The novel's spirit is the spirit of complexity. Every novel says to the reader: "Things are not as simple as you think." That is the novel's eternal truth, but it grows steadily harder to hear amid the din of easy, quick answers that come faster than the question and block it off. In the spirit of our time, it's either Anna or Karenin who is right, and the ancient wisdom of Cervantes, telling us about the difficulty of knowing and the elusiveness of truth, seems cumbersome and useless. (pp. 17-18)
The novel's spirit is the spirit of continuity: each work is an answer to preceding ones, each work contains all the previous experience of the novel. But the spirit of our time is firmly focused on a present that is so expansive and profuse that it shoves the past off our horizon and reduces time to the present moment only. Within this system the novel is no longer a work (a thing made to last, to connect the past with the future) but one current event among many, a gesture with no tomorrow. (pp. 18-19)Too often, people want to made an immediate, snap decision. There is little confrontation with the idea that the novel says many things to many people at the same time. Sure, this multiplicity of viewpoints may be taken, upon first glance, as being ammunition for the notion that one cannot judge if a novel is "good" or "bad," but a deeper delving reveals the opposite. It is through individuals' processing of what is contained within the novel and the realization that there is more than just a single take on it that forces the Reader to realize that there are not just other Readers out there, but that the Text is a dynamic entity that can yield varying levels of information about itself, its world, the reader, and the reader's world. A good text allows for more levels of interaction, with as few impediments as possible. A poor text, on the other hand, will either yield up all of its secrets upon a cursory glance or it will be so opaque in its mechanics as to prevent a diligent reader from being able to harvest its crop of knowledge.

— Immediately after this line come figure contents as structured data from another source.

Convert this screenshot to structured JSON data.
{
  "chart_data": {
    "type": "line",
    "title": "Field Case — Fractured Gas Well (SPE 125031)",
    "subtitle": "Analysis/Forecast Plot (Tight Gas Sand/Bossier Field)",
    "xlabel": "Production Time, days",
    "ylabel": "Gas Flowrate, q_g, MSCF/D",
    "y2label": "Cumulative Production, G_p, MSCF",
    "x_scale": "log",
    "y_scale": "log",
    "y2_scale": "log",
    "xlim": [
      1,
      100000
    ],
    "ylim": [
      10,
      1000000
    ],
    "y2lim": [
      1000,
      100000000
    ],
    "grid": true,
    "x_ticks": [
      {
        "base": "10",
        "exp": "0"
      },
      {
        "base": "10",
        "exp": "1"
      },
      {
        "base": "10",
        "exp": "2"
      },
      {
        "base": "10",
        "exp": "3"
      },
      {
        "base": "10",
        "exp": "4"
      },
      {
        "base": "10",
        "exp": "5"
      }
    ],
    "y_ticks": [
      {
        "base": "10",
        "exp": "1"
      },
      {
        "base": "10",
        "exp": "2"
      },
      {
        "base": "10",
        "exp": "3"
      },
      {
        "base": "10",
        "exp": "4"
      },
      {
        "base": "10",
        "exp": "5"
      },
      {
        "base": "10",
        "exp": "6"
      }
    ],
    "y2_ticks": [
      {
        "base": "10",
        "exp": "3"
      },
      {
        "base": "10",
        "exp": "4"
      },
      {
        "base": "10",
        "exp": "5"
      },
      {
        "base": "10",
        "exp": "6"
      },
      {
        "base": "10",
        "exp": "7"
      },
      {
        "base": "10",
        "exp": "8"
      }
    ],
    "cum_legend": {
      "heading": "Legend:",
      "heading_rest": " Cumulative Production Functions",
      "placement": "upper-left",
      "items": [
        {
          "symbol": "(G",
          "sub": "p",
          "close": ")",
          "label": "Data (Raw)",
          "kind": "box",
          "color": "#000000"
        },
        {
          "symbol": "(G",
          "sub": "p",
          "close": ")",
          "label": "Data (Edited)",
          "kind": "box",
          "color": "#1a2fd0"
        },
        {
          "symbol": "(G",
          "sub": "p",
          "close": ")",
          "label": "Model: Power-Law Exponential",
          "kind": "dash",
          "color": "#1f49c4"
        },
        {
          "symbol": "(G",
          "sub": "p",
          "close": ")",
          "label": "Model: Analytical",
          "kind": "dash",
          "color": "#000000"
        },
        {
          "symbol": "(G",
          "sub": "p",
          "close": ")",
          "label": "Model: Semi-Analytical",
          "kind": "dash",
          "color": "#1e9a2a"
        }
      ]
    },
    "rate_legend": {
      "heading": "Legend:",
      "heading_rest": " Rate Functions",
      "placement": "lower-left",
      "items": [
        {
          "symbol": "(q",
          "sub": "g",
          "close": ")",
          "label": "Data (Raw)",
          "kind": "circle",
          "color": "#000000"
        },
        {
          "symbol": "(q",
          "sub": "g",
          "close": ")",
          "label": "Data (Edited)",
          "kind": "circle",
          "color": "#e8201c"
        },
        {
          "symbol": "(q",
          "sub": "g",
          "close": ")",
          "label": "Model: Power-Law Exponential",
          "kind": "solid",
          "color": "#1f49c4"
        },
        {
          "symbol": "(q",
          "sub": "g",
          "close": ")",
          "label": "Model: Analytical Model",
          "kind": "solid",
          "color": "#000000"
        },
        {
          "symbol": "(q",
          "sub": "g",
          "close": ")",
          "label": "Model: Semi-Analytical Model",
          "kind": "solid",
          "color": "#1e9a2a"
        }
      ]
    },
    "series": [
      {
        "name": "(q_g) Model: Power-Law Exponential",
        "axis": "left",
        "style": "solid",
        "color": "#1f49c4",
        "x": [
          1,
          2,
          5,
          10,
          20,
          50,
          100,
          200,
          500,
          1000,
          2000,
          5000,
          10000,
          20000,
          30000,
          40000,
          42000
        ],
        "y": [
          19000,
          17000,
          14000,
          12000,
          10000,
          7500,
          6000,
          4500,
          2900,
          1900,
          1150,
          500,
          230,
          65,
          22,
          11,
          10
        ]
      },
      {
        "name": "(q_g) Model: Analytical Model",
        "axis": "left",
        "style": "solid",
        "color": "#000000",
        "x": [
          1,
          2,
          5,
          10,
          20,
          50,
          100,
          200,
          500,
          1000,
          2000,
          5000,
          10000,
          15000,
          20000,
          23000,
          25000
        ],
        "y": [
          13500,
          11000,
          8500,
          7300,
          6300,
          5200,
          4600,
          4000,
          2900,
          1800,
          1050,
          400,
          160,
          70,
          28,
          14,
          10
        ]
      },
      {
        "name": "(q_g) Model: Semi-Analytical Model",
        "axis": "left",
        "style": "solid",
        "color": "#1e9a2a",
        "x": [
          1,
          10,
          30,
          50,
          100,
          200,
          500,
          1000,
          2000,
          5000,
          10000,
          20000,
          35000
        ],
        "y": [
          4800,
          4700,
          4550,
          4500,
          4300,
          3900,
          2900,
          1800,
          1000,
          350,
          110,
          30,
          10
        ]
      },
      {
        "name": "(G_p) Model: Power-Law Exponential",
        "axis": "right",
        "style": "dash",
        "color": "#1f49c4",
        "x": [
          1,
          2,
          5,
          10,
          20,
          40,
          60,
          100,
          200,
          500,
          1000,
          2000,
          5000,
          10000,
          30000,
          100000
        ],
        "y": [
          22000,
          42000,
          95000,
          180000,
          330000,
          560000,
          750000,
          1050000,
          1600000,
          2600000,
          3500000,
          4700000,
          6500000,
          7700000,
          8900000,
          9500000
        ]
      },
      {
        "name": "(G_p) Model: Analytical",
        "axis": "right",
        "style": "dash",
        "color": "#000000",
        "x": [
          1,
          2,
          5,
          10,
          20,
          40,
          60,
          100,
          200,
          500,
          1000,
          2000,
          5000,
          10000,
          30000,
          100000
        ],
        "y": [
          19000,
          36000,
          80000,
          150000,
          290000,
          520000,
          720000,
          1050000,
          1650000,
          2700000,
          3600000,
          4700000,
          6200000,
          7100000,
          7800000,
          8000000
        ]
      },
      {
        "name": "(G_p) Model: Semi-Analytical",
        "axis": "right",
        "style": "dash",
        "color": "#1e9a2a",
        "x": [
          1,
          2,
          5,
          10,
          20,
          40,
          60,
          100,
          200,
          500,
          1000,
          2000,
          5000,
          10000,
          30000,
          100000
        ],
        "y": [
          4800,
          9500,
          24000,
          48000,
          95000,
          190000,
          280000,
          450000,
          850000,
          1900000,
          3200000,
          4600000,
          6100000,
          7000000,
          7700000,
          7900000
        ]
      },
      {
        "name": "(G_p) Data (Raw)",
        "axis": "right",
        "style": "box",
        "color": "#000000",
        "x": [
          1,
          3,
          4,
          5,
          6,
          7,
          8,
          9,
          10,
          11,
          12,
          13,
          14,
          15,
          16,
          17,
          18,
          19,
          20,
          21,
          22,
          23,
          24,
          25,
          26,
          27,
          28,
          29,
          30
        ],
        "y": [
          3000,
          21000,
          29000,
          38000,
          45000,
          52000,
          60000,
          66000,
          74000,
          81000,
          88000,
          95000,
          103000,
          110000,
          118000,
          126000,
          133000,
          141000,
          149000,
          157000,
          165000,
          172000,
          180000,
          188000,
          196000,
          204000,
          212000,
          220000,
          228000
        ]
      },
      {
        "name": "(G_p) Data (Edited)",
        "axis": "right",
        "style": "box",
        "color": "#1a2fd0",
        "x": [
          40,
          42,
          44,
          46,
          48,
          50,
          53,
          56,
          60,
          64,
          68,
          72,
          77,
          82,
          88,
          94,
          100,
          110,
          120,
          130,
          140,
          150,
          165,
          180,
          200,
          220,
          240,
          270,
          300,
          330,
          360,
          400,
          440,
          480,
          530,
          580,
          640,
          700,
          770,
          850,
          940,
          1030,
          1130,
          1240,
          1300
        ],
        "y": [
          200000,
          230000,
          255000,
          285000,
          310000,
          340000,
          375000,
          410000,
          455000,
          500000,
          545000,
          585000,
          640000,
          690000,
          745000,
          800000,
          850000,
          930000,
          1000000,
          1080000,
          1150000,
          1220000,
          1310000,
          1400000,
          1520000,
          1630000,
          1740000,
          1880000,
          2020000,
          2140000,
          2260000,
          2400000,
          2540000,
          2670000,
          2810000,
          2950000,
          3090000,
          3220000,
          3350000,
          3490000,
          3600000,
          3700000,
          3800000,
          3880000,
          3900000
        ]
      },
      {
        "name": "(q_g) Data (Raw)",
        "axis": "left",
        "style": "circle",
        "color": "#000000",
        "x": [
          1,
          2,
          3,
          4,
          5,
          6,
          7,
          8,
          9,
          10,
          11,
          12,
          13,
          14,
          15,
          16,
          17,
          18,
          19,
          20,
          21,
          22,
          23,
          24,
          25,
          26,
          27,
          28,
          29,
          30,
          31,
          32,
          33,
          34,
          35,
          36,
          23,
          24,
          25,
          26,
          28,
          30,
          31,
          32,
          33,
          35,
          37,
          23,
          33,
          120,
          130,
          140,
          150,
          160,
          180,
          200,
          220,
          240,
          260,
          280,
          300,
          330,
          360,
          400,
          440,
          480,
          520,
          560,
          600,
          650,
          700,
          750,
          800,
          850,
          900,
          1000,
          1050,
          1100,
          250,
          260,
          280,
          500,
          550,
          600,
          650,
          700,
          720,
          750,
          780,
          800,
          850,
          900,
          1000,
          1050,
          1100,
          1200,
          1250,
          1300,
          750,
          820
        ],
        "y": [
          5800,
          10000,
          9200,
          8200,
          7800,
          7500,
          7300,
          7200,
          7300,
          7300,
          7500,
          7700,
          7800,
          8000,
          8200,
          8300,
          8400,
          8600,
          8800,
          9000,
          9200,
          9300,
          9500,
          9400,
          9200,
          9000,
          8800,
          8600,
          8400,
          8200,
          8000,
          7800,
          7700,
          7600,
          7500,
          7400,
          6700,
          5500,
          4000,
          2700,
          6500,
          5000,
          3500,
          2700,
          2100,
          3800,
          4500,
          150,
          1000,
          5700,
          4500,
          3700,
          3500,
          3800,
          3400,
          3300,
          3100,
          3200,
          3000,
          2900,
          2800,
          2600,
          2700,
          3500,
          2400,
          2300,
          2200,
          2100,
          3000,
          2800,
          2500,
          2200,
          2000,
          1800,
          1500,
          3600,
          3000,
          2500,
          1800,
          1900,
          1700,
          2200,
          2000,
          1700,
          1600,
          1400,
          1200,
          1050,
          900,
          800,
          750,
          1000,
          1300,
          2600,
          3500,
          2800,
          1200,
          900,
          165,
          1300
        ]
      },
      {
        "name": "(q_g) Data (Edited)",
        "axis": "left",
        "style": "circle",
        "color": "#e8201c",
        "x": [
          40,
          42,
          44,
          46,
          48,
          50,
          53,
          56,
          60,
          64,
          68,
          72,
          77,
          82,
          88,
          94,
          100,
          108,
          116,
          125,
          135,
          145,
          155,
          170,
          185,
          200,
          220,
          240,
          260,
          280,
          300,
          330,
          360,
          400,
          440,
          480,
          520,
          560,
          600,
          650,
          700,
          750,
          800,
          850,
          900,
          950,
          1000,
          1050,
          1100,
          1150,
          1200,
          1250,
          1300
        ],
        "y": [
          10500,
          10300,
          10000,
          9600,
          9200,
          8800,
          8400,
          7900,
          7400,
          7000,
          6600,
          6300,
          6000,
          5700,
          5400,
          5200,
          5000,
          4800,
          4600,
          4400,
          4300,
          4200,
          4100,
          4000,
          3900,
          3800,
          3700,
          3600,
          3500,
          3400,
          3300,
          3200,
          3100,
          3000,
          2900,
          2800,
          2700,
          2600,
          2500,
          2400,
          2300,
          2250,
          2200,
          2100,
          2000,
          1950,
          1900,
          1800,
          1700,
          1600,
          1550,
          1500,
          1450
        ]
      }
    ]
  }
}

Doubtless, there are those who are going to argue that works such as Gene Wolfe's The Book of the New Sun might fall under this "poor novel" category because of the perceived difficulty in harvesting all of its treasure troves of theme and plot. To that I would counter by noting that such a novel is constructed in a form upon which it can be interpreted on multiple levels; there is more for those who wish to delve deeper and to ask further questions of this text. Instead of the text impeding the reader, perhaps the argument could be made that there are readers who are so inclined to take the surface for the bedrock that they have impeded themselves from considering further the novel's purposes and potential meanings.
So while it is easy to make the argument that it just depends upon where one stands if a work is "good" or "bad," in reality such assertions are a fallacy; discernment is not just an individual's tool, but also a societal one. After all, since individual members of a society are influenced by their relationships with their native cultures and to any other cultures to which they may have been exposed, how we value ideas, especially those expressed in novel form, is a much more critical issue than just "well, your mileage may vary on this book." It is through individuals wrestling with how to discern what is quality and what is not that a rough consensus is formed. It is not a perfect, immutable consensus; people, after all, are too flighty for that. Instead, it is a portrait of the Reader as a global unit that serves to illuminate just how that Reader (singular and group entity alike) has come to process and to sort which works will endure and which will be relegated to the dustbins. To argue that relative judgment is absolute ignores the evidence that in the aggregate, there are works that are enduring and those that are not. The issue of the novel, beyond that of its good/bad qualities, resides not in the future, but in our pasts and presents. After all, as Kundera notes, the future can be a horrible judge.